21. Champ de mines : progression

La République des enfants - Sur le champ de mines

La République des enfants – Sur le champ de mines

Nous avons deux jours pour réaliser la séquence 2 du film.

Après avoir quitté l’école en emmenant tous les enfants, quel que soit leur âge, le groupe de soldats et leur colonne d’otages arrivent dans une vaste zone désertique qui s’avère être possiblement un champ de mines.

En tête de colonne s’avance prudemment un des soldats les plus expérimentés, un pas en avant, arrêt, un autre pas, arrêt, à nouveau un pas, arrêt, encore un pas, arrêt, il avance avec une assurance indéfectible, même si chaque pas est une menace de mort.
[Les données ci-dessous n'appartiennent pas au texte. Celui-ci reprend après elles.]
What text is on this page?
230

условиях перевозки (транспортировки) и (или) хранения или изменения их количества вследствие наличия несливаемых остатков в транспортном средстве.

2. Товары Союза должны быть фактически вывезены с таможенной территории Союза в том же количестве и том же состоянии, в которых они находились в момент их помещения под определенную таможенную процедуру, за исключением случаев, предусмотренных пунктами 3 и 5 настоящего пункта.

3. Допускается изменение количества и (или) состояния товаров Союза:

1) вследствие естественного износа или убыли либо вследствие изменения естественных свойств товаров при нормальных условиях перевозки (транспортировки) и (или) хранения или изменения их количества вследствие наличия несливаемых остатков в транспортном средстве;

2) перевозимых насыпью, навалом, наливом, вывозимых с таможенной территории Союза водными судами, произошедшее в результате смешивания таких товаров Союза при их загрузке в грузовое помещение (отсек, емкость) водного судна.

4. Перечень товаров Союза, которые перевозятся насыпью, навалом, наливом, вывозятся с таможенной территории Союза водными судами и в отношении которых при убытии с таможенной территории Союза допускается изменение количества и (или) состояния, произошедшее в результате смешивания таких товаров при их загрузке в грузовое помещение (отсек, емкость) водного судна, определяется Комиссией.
Derrière lui, dans un ballet parfaitement réglé, chaque membre de la colonne en file indienne suit exactement le même rythme cadencé, en prenant soin de mettre précisément son pas dans la trace de celui qui le précède.
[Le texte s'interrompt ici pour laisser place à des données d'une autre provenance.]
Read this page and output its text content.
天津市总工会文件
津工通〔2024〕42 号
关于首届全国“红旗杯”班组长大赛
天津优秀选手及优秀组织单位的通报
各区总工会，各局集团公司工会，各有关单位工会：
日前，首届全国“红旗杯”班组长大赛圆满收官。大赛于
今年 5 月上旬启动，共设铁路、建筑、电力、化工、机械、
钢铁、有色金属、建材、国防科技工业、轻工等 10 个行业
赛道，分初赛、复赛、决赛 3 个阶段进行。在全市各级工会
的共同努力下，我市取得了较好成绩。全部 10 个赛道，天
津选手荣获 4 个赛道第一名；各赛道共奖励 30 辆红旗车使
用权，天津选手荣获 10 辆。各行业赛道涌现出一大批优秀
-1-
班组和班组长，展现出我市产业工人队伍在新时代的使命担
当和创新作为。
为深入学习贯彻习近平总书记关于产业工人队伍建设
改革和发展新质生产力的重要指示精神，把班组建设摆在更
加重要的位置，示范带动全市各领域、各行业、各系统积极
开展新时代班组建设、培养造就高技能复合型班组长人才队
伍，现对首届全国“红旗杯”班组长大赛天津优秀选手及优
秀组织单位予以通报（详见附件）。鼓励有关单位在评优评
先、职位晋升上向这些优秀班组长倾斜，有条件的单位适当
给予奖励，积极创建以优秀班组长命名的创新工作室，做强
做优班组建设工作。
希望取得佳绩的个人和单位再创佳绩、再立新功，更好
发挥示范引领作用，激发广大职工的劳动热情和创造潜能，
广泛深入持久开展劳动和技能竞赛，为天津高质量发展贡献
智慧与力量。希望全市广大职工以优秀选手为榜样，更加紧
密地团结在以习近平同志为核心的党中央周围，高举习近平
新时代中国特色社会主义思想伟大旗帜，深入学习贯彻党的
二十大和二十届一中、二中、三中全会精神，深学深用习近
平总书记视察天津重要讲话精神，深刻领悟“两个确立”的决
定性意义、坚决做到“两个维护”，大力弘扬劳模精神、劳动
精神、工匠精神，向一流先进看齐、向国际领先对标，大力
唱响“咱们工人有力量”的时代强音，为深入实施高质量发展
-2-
Quand le guide lève le pied droit, c’est toute la colonne qui lève le pied droit, quand il le pose, c’est toute la colonne qui le pose dans la marque précédente, quand il lève le pied gauche…

Cette progression lente et prudente à travers le champ de mines est angoissante, longue, harassante, chacun se tait, un bébé pleure, il n’y de bruit que les pas marqués sur le sable, les gourdes et armes qui s’entrechoquent.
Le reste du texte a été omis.